Advertisement

Homeowners Say Creation of Park Hems In the View and Their Spirits

Share
Times Staff Writer

It is not unusual for homeowners to complain of construction in their neighborhood, whether the project be a developer’s apartment house or a state prison.

Residents of a partly completed housing development in the hills above Simi Valley, however, are protesting construction of something quite different--a 52-acre park.

They claim that initial grading of the land has wiped out their high-priced views.

The residents, some of whom have yet to close escrow and move into their homes, also contend that sales agents for the housing development led many of them to believe they would get a “passive” natural park with hiking trails and picnic tables.

Advertisement

Instead, they maintain, the Rancho Simi Recreation and Park District plans to build an “active” recreational area with ball fields, a large parking area and a museum for Indian artifacts.

“I’m not objecting to a park, but it’s like we’re not having a say,” said Mark Schuster, who paid $200,000 for his Indian Hills home, expecting unobstructed views of canyons and hills. The proposed museum will slightly block his view of the canyon area, he said.

Parkland Was Donated

The land for what eventually will be Chumash Park was donated to the district about eight years ago by the original developer of the housing project--Westlands Development Co. The project has changed hands several times since, and The Casden Co. took over as developer a few years ago, said Jerry Gladden, general manager of the park district.

Wil Smolen, a vice president of the Casden company, dismissed the complaints as “asinine” and declined further comment.

Gladden said experts have determined that the area is of archeological significance because it was once used by Chumash Indians. That means much of the area must be preserved, he said.

Preliminary plans for the park call for hiking trails, open space and a “small, active play area” on the north end that will take up three or four acres, Gladden said. “We’re not talking about formal regulation-type facilities,” and there will be no lighted fields, he said.

Advertisement

He said the district also wants to put up a building to be used as a caretaker’s residence, nature study area or museum.

Homeowners Voice Objections

About 35 Indian Hills residents voiced objections to those preliminary plans Tuesday night at the Flanagan Drive home of Paul and Kathie LaBonte, who live across the street from the park site. About 45 houses in the development have been sold, LaBonte said.

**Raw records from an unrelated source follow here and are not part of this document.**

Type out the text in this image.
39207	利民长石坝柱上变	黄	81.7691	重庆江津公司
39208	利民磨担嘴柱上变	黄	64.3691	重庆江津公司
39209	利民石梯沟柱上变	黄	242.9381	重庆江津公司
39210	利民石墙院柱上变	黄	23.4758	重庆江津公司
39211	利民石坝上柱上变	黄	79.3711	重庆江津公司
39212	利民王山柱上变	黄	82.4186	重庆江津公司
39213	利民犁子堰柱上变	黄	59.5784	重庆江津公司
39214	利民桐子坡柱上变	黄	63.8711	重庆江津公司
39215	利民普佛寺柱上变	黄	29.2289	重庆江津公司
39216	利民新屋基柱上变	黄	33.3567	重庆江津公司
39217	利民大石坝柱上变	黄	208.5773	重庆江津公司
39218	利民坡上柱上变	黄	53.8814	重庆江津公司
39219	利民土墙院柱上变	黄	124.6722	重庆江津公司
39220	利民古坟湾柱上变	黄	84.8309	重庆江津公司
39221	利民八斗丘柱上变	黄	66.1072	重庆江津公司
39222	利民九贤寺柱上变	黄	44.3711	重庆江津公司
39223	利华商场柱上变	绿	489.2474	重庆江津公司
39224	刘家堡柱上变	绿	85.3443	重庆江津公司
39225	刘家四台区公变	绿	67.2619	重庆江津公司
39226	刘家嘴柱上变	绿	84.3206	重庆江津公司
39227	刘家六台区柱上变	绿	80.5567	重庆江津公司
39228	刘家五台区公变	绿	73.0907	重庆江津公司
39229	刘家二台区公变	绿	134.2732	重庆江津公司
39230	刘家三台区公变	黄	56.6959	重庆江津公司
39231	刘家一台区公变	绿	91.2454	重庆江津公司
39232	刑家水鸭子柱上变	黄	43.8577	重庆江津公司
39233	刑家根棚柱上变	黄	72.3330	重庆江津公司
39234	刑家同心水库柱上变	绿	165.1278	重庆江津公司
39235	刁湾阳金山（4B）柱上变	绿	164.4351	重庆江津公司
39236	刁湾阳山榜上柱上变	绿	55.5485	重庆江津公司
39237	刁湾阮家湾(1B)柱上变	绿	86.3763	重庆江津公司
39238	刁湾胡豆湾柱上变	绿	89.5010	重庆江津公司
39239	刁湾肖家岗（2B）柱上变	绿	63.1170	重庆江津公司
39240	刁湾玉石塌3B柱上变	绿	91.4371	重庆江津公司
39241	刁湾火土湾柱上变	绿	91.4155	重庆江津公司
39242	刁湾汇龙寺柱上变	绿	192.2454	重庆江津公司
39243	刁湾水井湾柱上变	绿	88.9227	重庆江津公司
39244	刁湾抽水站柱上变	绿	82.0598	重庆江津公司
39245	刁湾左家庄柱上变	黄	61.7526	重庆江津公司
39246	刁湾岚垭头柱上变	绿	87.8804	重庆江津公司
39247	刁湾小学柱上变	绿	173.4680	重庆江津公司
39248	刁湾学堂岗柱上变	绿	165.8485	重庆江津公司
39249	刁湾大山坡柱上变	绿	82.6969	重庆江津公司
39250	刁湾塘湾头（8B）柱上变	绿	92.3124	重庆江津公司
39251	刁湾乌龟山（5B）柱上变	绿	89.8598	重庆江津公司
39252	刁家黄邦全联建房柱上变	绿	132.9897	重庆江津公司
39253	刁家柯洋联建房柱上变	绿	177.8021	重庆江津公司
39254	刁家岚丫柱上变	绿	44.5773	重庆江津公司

The LaBontes moved into their $195,500 home in late October, just in time to see a canyon across the street filled with about 250,000 cubic yards of dirt. The fill dirt, donated by Casden, was the excess from grading of other construction sites within the Indian Hills development.

It created a dirt wall more than 25 feet high, obstructing the LaBontes’ view of a canyon and meadow.

“We took one look at the view and it sold us on the house,” Kathie LaBonte said Wednesday as she peered from a second-story bedroom window. “Now look what we’ve got.”

Paul LaBonte and several others at Tuesday’s meeting alleged that sales agents representing the developer did not tell them of the extent of the district’s park plans.

Advertisement

Gladden said the developer was “well aware of the plans for development of the park.”

The park district’s governing board is scheduled to discuss the park development at its Dec. 4 meeting.